И от этого ощущения тщетности всех его раздумий только усилилось чувство одиночества. Одно лишь одиночество он и мог измерить. Он мог оценить его глубину по той свободе, с какой растрепанные ветры носились над вершиной, напоенной ароматами. Он мог измерить его протяженность по расстоянию, отделявшему предместье от горы.
Склонясь над парапетом, он посмотрел на юго-западную часть города, и там, среди огоньков, мерцавших, словно светляки в озере мрака, он выбрал один, который мог быть огоньком дома Флорентины.
И тут же образ девушки завладел его сознанием, оттеснив все остальное, и сомнения, колебания, бурные душевные конфликты этого вечера утонули в острой жажде ласки и нежности.

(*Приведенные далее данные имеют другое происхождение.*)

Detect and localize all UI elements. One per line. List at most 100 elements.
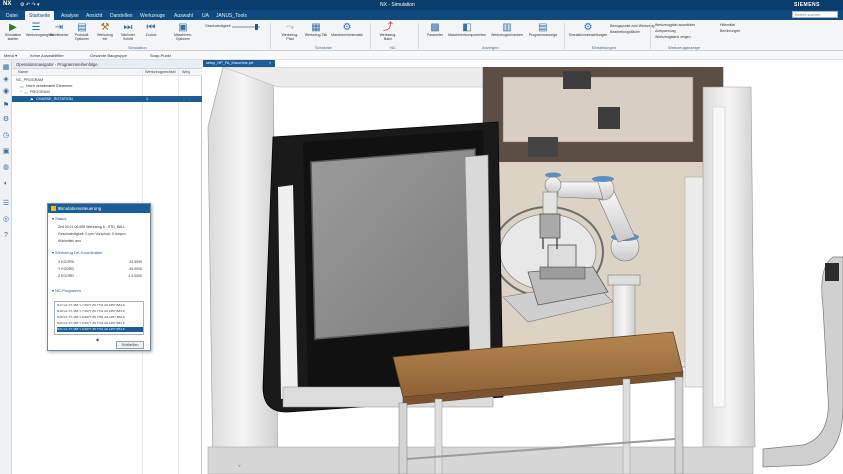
simulation-settings-button[interactable]: ⚙ Simulationseinstellungen xyxy=(568,22,608,44)
tab-auswahl[interactable]: Auswahl xyxy=(170,11,197,20)
tool-on-button[interactable]: ⚒ Werkzeug ein xyxy=(95,22,115,44)
ribbon-mini-item[interactable]: Hilfsmittel xyxy=(720,23,735,27)
close-button[interactable]: Schließen xyxy=(116,341,144,349)
machine-kinematic-button[interactable]: ⚙ Maschinenkinematik xyxy=(330,22,364,44)
tab-darstellen[interactable]: Darstellen xyxy=(106,11,137,20)
siemens-logo: SIEMENS xyxy=(794,2,821,8)
robot-pedestal-top xyxy=(607,274,641,286)
nc-line[interactable]: N20 G1 X7.466 Y-6.9677 Z9.7711 A0.1357 B… xyxy=(57,321,143,326)
tool-track-button[interactable]: ⤴ Werkzeug-Bahn xyxy=(376,22,400,44)
back-button[interactable]: ⏮ Zurück xyxy=(141,22,161,44)
list-icon: ☰ xyxy=(31,22,41,33)
ribbon-mini-item[interactable]: Werkzeugstand zeigen xyxy=(655,35,691,39)
status-time: Zeit 00:21:06.609 Werkzeug 6 : STD_BALL xyxy=(58,225,126,229)
toolpath-button[interactable]: ⤳ Werkzeug-Pfad xyxy=(278,22,302,44)
close-icon[interactable]: × xyxy=(269,61,271,65)
table-leg xyxy=(398,402,408,474)
tab-startseite[interactable]: Startseite xyxy=(25,11,55,20)
ribbon-mini-item[interactable]: Bezugspunkt zum Werkzeug xyxy=(610,24,655,28)
column-header-tool-change[interactable]: Werkzeugwechsel xyxy=(145,70,176,74)
machine-tool-navigator-icon[interactable]: ⚙ xyxy=(2,116,10,123)
section-axes[interactable]: ▾Werkzeug DK-Koordinaten xyxy=(52,250,103,255)
document-tab[interactable]: setup_HP_FA_Maschine.prt × xyxy=(203,60,275,67)
nc-line[interactable]: N18 G1 X7.466 Y-7.0677 Z9.7711 A0.1357 B… xyxy=(57,309,143,314)
ribbon-separator xyxy=(650,23,651,49)
check-icon: ✓ ✓ xyxy=(182,97,192,103)
operation-navigator-icon[interactable]: ⚑ xyxy=(2,102,10,109)
palette-icon[interactable]: ◐ xyxy=(2,180,10,187)
cabinet-icon: ▥ xyxy=(502,22,512,33)
tab-werkzeuge[interactable]: Werkzeuge xyxy=(136,11,169,20)
axis-value: 33.9999 xyxy=(129,260,142,264)
graphics-window[interactable]: setup_HP_FA_Maschine.prt × Y xyxy=(203,60,843,474)
part-navigator-icon[interactable]: ▦ xyxy=(2,64,10,71)
robot-wrist xyxy=(542,191,558,215)
chevron-down-icon[interactable]: ◆ xyxy=(96,337,99,342)
title-bar: NX ⚙ ↶ ↷ ▾ NX - Simulation SIEMENS xyxy=(0,0,843,10)
tree-row[interactable]: − ▭ PROGRAM xyxy=(12,89,202,95)
tab-analyse[interactable]: Analyse xyxy=(57,11,83,20)
tab-ua[interactable]: UA xyxy=(198,11,213,20)
tab-ansicht[interactable]: Ansicht xyxy=(82,11,106,20)
ribbon-mini-item[interactable]: Bearbeitungsfläche xyxy=(610,30,640,34)
snap-point-toggle[interactable]: Snap-Punkt xyxy=(150,53,171,58)
nc-program-list[interactable]: N17 G1 X7.466 Y-7.0677 Z9.7711 A0.1357 B… xyxy=(54,301,144,335)
tool-icon: ⚒ xyxy=(100,22,110,33)
tab-datei[interactable]: Datei xyxy=(2,11,22,20)
program-display-button[interactable]: ▤ Programmanzeige xyxy=(526,22,560,44)
constraint-icon[interactable]: ◉ xyxy=(2,88,10,95)
ribbon-mini-item[interactable]: Werkzeugpfad auswählen xyxy=(655,23,695,27)
speed-slider-handle[interactable] xyxy=(255,24,258,30)
tool-cabinet-button[interactable]: ▥ Werkzeugschranken xyxy=(490,22,524,44)
parameter-button[interactable]: ▩ Parameter xyxy=(424,22,446,44)
web-browser-icon[interactable]: ◍ xyxy=(2,164,10,171)
toolpath-list-button[interactable]: ☰ Werkzeugwegliste xyxy=(26,22,54,44)
command-search-input[interactable]: Befehl suchen xyxy=(792,11,838,18)
nc-line[interactable]: N19 G1 X7.466 Y-6.9677 Z9.7701 A0.1357 B… xyxy=(57,315,143,320)
quick-access-toolbar[interactable]: ⚙ ↶ ↷ ▾ xyxy=(20,2,40,8)
simulation-start-button[interactable]: ▶ Simulation starten xyxy=(3,22,23,44)
machine-options-button[interactable]: ▣ Maschinen-Optionen xyxy=(170,22,196,44)
column-header-name[interactable]: Name xyxy=(18,70,28,74)
section-status[interactable]: ▾Status xyxy=(52,216,66,221)
protocol-options-button[interactable]: ▤ Protokoll-Optionen xyxy=(72,22,92,44)
column-divider xyxy=(178,69,179,474)
machine-scene[interactable] xyxy=(203,67,843,474)
tab-janus-tools[interactable]: JANUS_Tools xyxy=(212,11,251,20)
ribbon-mini-item[interactable]: Berührungen xyxy=(720,29,740,33)
dialog-title-bar[interactable]: Simulationssteuerung × xyxy=(48,204,150,213)
expand-icon[interactable]: − xyxy=(20,90,22,94)
column-header-path[interactable]: Weg xyxy=(182,70,190,74)
program-icon: ▤ xyxy=(538,22,548,33)
navigator-title-bar: Operationsnavigator - Programmreihenfolg… xyxy=(12,60,202,69)
machine-base xyxy=(207,446,754,474)
machine-right-panel xyxy=(702,86,756,448)
nc-line-current[interactable]: N21 G1 X7.466 Y-6.9677 Z9.7711 A0.1357 B… xyxy=(57,327,143,332)
assembly-navigator-icon[interactable]: ◈ xyxy=(2,76,10,83)
help-icon[interactable]: ? xyxy=(2,232,10,239)
axis-name: X KOORD xyxy=(58,260,75,264)
machine-components-button[interactable]: ◧ Maschinenkomponenten xyxy=(448,22,486,44)
next-step-button[interactable]: ⏭ Nächster Schritt xyxy=(118,22,138,44)
axis-value: 4.3.0000 xyxy=(128,274,142,278)
group-label-simulation: Simulation xyxy=(128,45,147,50)
section-nc-program[interactable]: ▾NC-Programm xyxy=(52,288,81,293)
coordinate-triad: Y xyxy=(238,463,241,468)
selection-filter-dropdown[interactable]: Keine Auswahlfilter xyxy=(30,53,64,58)
roles-icon[interactable]: ☰ xyxy=(2,200,10,207)
ribbon-mini-item[interactable]: Aufspannung xyxy=(655,29,676,33)
interior-bracket xyxy=(528,137,558,157)
robot-joint-ring xyxy=(545,172,561,178)
assembly-scope-dropdown[interactable]: Gesamte Baugruppe xyxy=(90,53,127,58)
nc-line[interactable]: N17 G1 X7.466 Y-7.0677 Z9.7711 A0.1357 B… xyxy=(57,303,143,308)
reuse-library-icon[interactable]: ▣ xyxy=(2,148,10,155)
step-button[interactable]: ⇥ Schrittweise xyxy=(49,22,69,44)
system-scenes-icon[interactable]: ◎ xyxy=(2,216,10,223)
kinematic-icon: ⚙ xyxy=(342,22,352,33)
close-icon[interactable]: × xyxy=(58,206,61,211)
tree-row-selected[interactable]: ⚑ CHASSE_ROTATION 1 ✓ ✓ xyxy=(12,96,202,103)
menu-button[interactable]: Menü ▾ xyxy=(4,53,17,58)
tool-tab-button[interactable]: ▦ Werkzeug-Tab xyxy=(304,22,328,44)
navigator-column-header: Name Werkzeugwechsel Weg xyxy=(12,69,202,76)
history-icon[interactable]: ◷ xyxy=(2,132,10,139)
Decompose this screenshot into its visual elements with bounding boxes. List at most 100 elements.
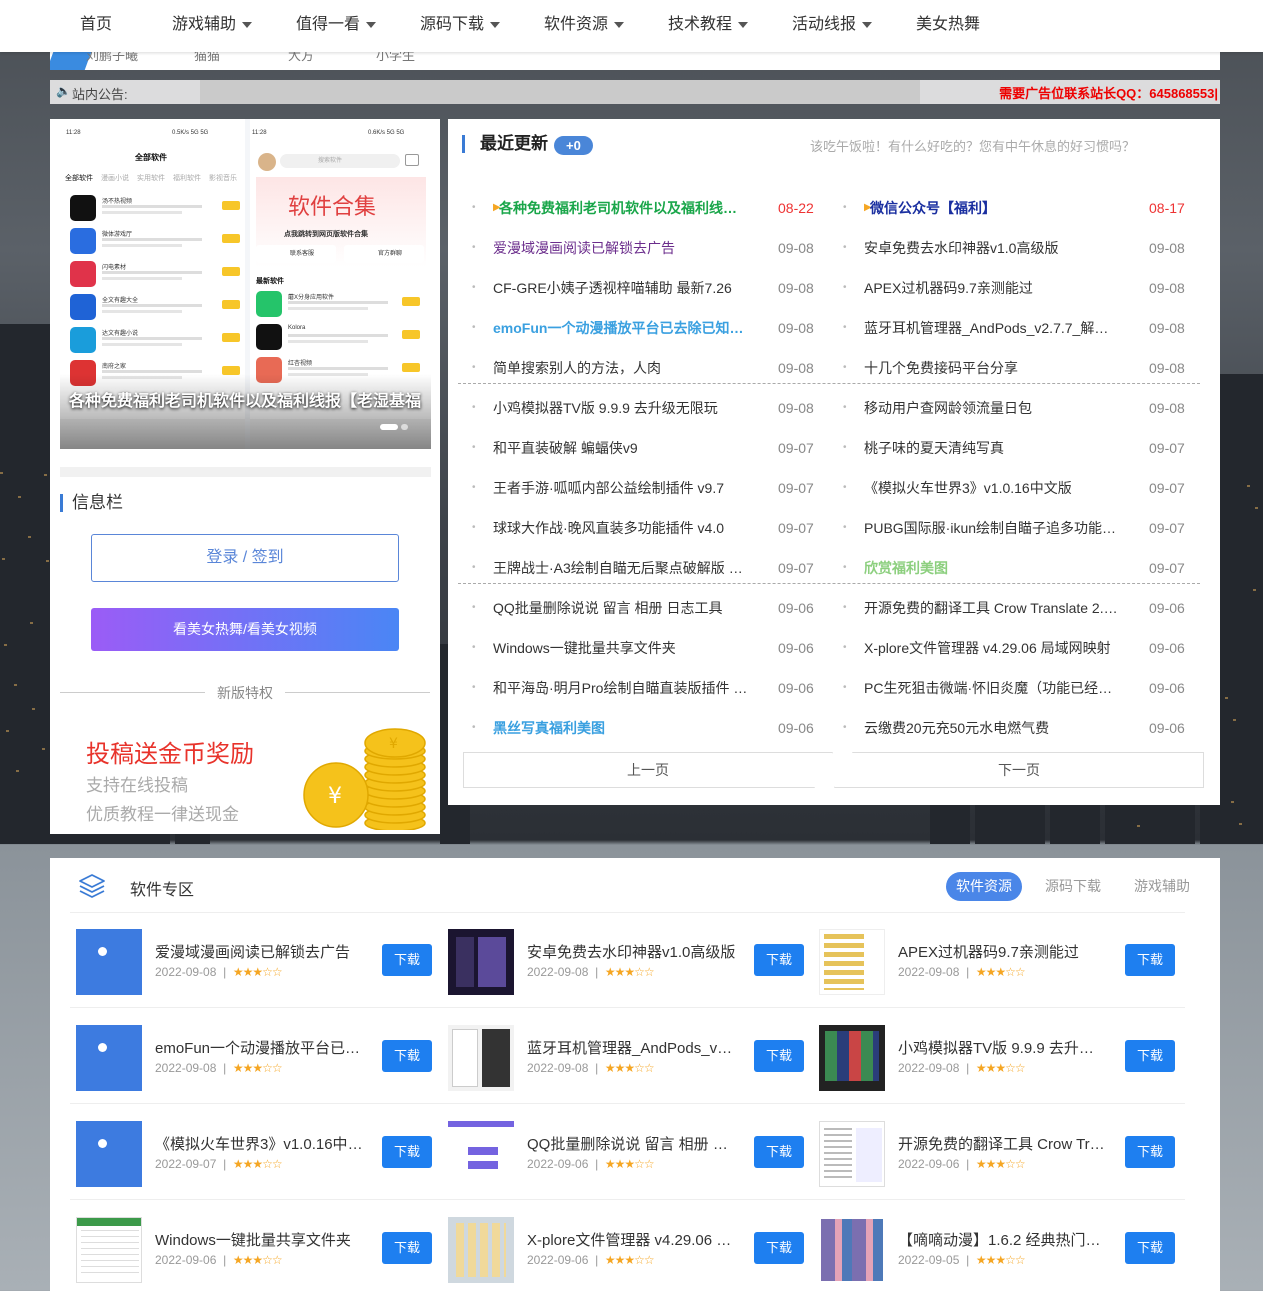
software-thumbnail[interactable] [448, 1025, 514, 1091]
tab-software[interactable]: 软件资源 [946, 872, 1022, 901]
login-button[interactable]: 登录 / 签到 [91, 534, 399, 582]
notice-ad-text[interactable]: 需要广告位联系站长QQ：645868553| [999, 83, 1218, 102]
nav-item[interactable]: 软件资源 [544, 0, 625, 52]
software-thumbnail[interactable] [448, 1121, 514, 1187]
software-thumbnail[interactable] [819, 1025, 885, 1091]
status-time: 11:28 [66, 130, 81, 136]
strip-item[interactable]: 刘鹏子曦 [86, 52, 138, 64]
update-title-link[interactable]: 和平直装破解 蝙蝠侠v9 [493, 428, 748, 468]
software-name-link[interactable]: 小鸡模拟器TV版 9.9.9 去升级无限玩 [898, 1037, 1108, 1058]
download-button[interactable]: 下载 [754, 1232, 804, 1264]
slide-caption[interactable]: 各种免费福利老司机软件以及福利线报【老湿基福 [60, 387, 431, 417]
update-title-link[interactable]: 云缴费20元充50元水电燃气费 [864, 708, 1119, 748]
update-row: • QQ批量删除说说 留言 相册 日志工具 09-06 [448, 588, 819, 628]
software-name-link[interactable]: 爱漫域漫画阅读已解锁去广告 [155, 941, 365, 962]
update-title-link[interactable]: QQ批量删除说说 留言 相册 日志工具 [493, 588, 748, 628]
update-title-link[interactable]: 《模拟火车世界3》v1.0.16中文版 [864, 468, 1119, 508]
download-button[interactable]: 下载 [754, 944, 804, 976]
update-title-link[interactable]: 移动用户查网龄领流量日包 [864, 388, 1119, 428]
update-title-link[interactable]: CF-GRE小姨子透视梓喵辅助 最新7.26 [493, 268, 748, 308]
update-date: 09-06 [1149, 600, 1185, 616]
update-title-link[interactable]: 微信公众号【福利】 [870, 188, 1119, 228]
update-row: • 黑丝写真福利美图 09-06 [448, 708, 819, 748]
download-button[interactable]: 下载 [382, 944, 432, 976]
software-thumbnail[interactable] [76, 1025, 142, 1091]
strip-item[interactable]: 猫猫 [194, 52, 220, 64]
software-thumbnail[interactable] [76, 929, 142, 995]
download-button[interactable]: 下载 [754, 1136, 804, 1168]
software-name-link[interactable]: emoFun一个动漫播放平台已去除已知广告 [155, 1037, 365, 1058]
update-title-link[interactable]: PUBG国际服·ikun绘制自瞄子追多功能插件 [864, 508, 1119, 548]
update-title-link[interactable]: 小鸡模拟器TV版 9.9.9 去升级无限玩 [493, 388, 748, 428]
update-title-link[interactable]: 欣赏福利美图 [864, 548, 1119, 588]
download-button[interactable]: 下载 [382, 1232, 432, 1264]
update-title-link[interactable]: 各种免费福利老司机软件以及福利线报【老湿基福利】 [499, 188, 748, 228]
tab-source-code[interactable]: 源码下载 [1035, 872, 1111, 901]
update-title-link[interactable]: 王者手游·呱呱内部公益绘制插件 v9.7 [493, 468, 748, 508]
software-name-link[interactable]: 开源免费的翻译工具 Crow Translate 2.10.0 [898, 1133, 1108, 1154]
beauty-video-button[interactable]: 看美女热舞/看美女视频 [91, 608, 399, 651]
nav-item[interactable]: 技术教程 [668, 0, 749, 52]
nav-item[interactable]: 美女热舞 [916, 0, 980, 52]
svg-text:¥: ¥ [389, 736, 398, 752]
nav-item[interactable]: 值得一看 [296, 0, 377, 52]
promo-title[interactable]: 投稿送金币奖励 [86, 734, 254, 769]
update-title-link[interactable]: 和平海岛·明月Pro绘制自瞄直装版插件 v9.7 [493, 668, 748, 708]
update-title-link[interactable]: APEX过机器码9.7亲测能过 [864, 268, 1119, 308]
download-button[interactable]: 下载 [382, 1136, 432, 1168]
download-button[interactable]: 下载 [382, 1040, 432, 1072]
download-button[interactable]: 下载 [754, 1040, 804, 1072]
window-light [0, 472, 3, 474]
update-title-link[interactable]: emoFun一个动漫播放平台已去除已知广告 [493, 308, 748, 348]
update-title-link[interactable]: X-plore文件管理器 v4.29.06 局域网映射 [864, 628, 1119, 668]
software-name-link[interactable]: Windows一键批量共享文件夹 [155, 1229, 365, 1250]
software-thumbnail[interactable] [448, 1217, 514, 1283]
software-thumbnail[interactable] [819, 1121, 885, 1187]
app-get-button [222, 201, 240, 210]
strip-item[interactable]: 大方 [288, 52, 314, 64]
update-title-link[interactable]: 十几个免费接码平台分享 [864, 348, 1119, 388]
update-title-link[interactable]: 王牌战士·A3绘制自瞄无后聚点破解版 v9.7 [493, 548, 748, 588]
update-title-link[interactable]: 黑丝写真福利美图 [493, 708, 748, 748]
update-row: • emoFun一个动漫播放平台已去除已知广告 09-08 [448, 308, 819, 348]
update-title-link[interactable]: 爱漫域漫画阅读已解锁去广告 [493, 228, 748, 268]
software-thumbnail[interactable] [76, 1217, 142, 1283]
download-button[interactable]: 下载 [1125, 944, 1175, 976]
download-button[interactable]: 下载 [1125, 1136, 1175, 1168]
featured-slider[interactable]: 11:28 0.5K/s 5G 5G 全部软件 全部软件 漫画小说 实用软件 福利软件… [60, 119, 431, 449]
tab-game-assist[interactable]: 游戏辅助 [1124, 872, 1200, 901]
update-title-link[interactable]: PC生死狙击微端·怀旧炎魔（功能已经修复） [864, 668, 1119, 708]
software-name-link[interactable]: 【嘀嘀动漫】1.6.2 经典热门动漫免费看 [898, 1229, 1108, 1250]
prev-page-button[interactable]: 上一页 [463, 752, 833, 788]
software-thumbnail[interactable] [76, 1121, 142, 1187]
window-light [4, 644, 7, 646]
software-name-link[interactable]: APEX过机器码9.7亲测能过 [898, 941, 1108, 962]
update-row: • 《模拟火车世界3》v1.0.16中文版 09-07 [819, 468, 1190, 508]
software-thumbnail[interactable] [448, 929, 514, 995]
software-thumbnail[interactable] [819, 1217, 885, 1283]
next-page-button[interactable]: 下一页 [834, 752, 1204, 788]
update-row: • 王牌战士·A3绘制自瞄无后聚点破解版 v9.7 09-07 [448, 548, 819, 588]
software-name-link[interactable]: 蓝牙耳机管理器_AndPods_v2.7.7_解锁高级版 [527, 1037, 737, 1058]
bullet-icon: • [843, 202, 847, 213]
nav-item[interactable]: 首页 [80, 0, 112, 52]
update-title-link[interactable]: 桃子味的夏天清纯写真 [864, 428, 1119, 468]
update-title-link[interactable]: 开源免费的翻译工具 Crow Translate 2.10.0 [864, 588, 1119, 628]
software-name-link[interactable]: 《模拟火车世界3》v1.0.16中文版 [155, 1133, 365, 1154]
software-name-link[interactable]: X-plore文件管理器 v4.29.06 局域网映射 [527, 1229, 737, 1250]
software-thumbnail[interactable] [819, 929, 885, 995]
nav-item[interactable]: 游戏辅助 [172, 0, 253, 52]
update-title-link[interactable]: Windows一键批量共享文件夹 [493, 628, 748, 668]
strip-item[interactable]: 小学生 [376, 52, 415, 64]
download-button[interactable]: 下载 [1125, 1040, 1175, 1072]
nav-item[interactable]: 源码下载 [420, 0, 501, 52]
nav-item[interactable]: 活动线报 [792, 0, 873, 52]
download-button[interactable]: 下载 [1125, 1232, 1175, 1264]
software-name-link[interactable]: QQ批量删除说说 留言 相册 日志工具 [527, 1133, 737, 1154]
software-name-link[interactable]: 安卓免费去水印神器v1.0高级版 [527, 941, 737, 962]
update-title-link[interactable]: 安卓免费去水印神器v1.0高级版 [864, 228, 1119, 268]
update-title-link[interactable]: 蓝牙耳机管理器_AndPods_v2.7.7_解锁高级版 [864, 308, 1119, 348]
slide-dots[interactable] [380, 417, 411, 433]
update-title-link[interactable]: 球球大作战·晚风直装多功能插件 v4.0 [493, 508, 748, 548]
update-title-link[interactable]: 简单搜索别人的方法，人肉 [493, 348, 748, 388]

Смахивавший на трактир ресторанчик на берегу реки неподалеку от канала Лашин показался Флорентине веселым местечком — здесь, может быть, ее перестанут преследовать горькие сожаления, злые мысли изменятся и больше не будут отравлять душу. Разноцветные китайские фонарики покачивались на ветке дерева перед входом, и это медленное колыхание как бы перетряхивало, перемешивало их яркие краски; пестрая гирлянда цветных лампочек тянулась вдоль низкого порога. Найдя столь колоритное обрамление, владелец ресторана больше уже ни о чем не заботился, кроме рекламы всех имевшихся у него блюд, а также многих товаров, которых в его заведении, совершенно очевидно, быть не могло. Облезлая стена узкого фасада ресторана в буквальном смысле слова исчезла под рекламами: купальщицы в светлых бикини, растянувшиеся на крохотном пляже, неизвестно почему восхваляли тонкий аромат такого-то сорта сигарет; другие, еще менее одетые, рекламировали освежительные напитки. И таких реклам на металле, больших и малых, картонных афиш было невообразимое множество. Эффект от этой пестроты получался ошеломляющий, но Флорентине он понравился. О да, это был такой уголок, куда мрачным мыслям вход не разрешался.
Под лиственным сводом аллеи, в полутени, стоял только один металлический столик, заржавевший от ливней, с полустертым клеймом какой-то пивной. Проходя по аллее, Флорентина уронила:
— А здесь симпатично!
И, желая доставить ей удовольствие, Эманюэль пригласил ее пообедать в этом пригородном ресторанчике.
Но она отказалась от всего, кроме сосисок и бутылки лимонада. Внутри ресторана с потолка свешивались фонарики, такие же, как перед входом; легкий ветерок, долетавший с реки, непрерывно покачивал их. Столы были окрашены в ярко-красный цвет; по стенам висели простенькие картинки — японские пагоды, триремы, плывущие по тихому меловому морю, индусские храмы. В углу стояла механическая радиола, и Флорентина то и дело просила Эманюэля включать одну и ту же судорожную, синкопированную джазовую мелодию.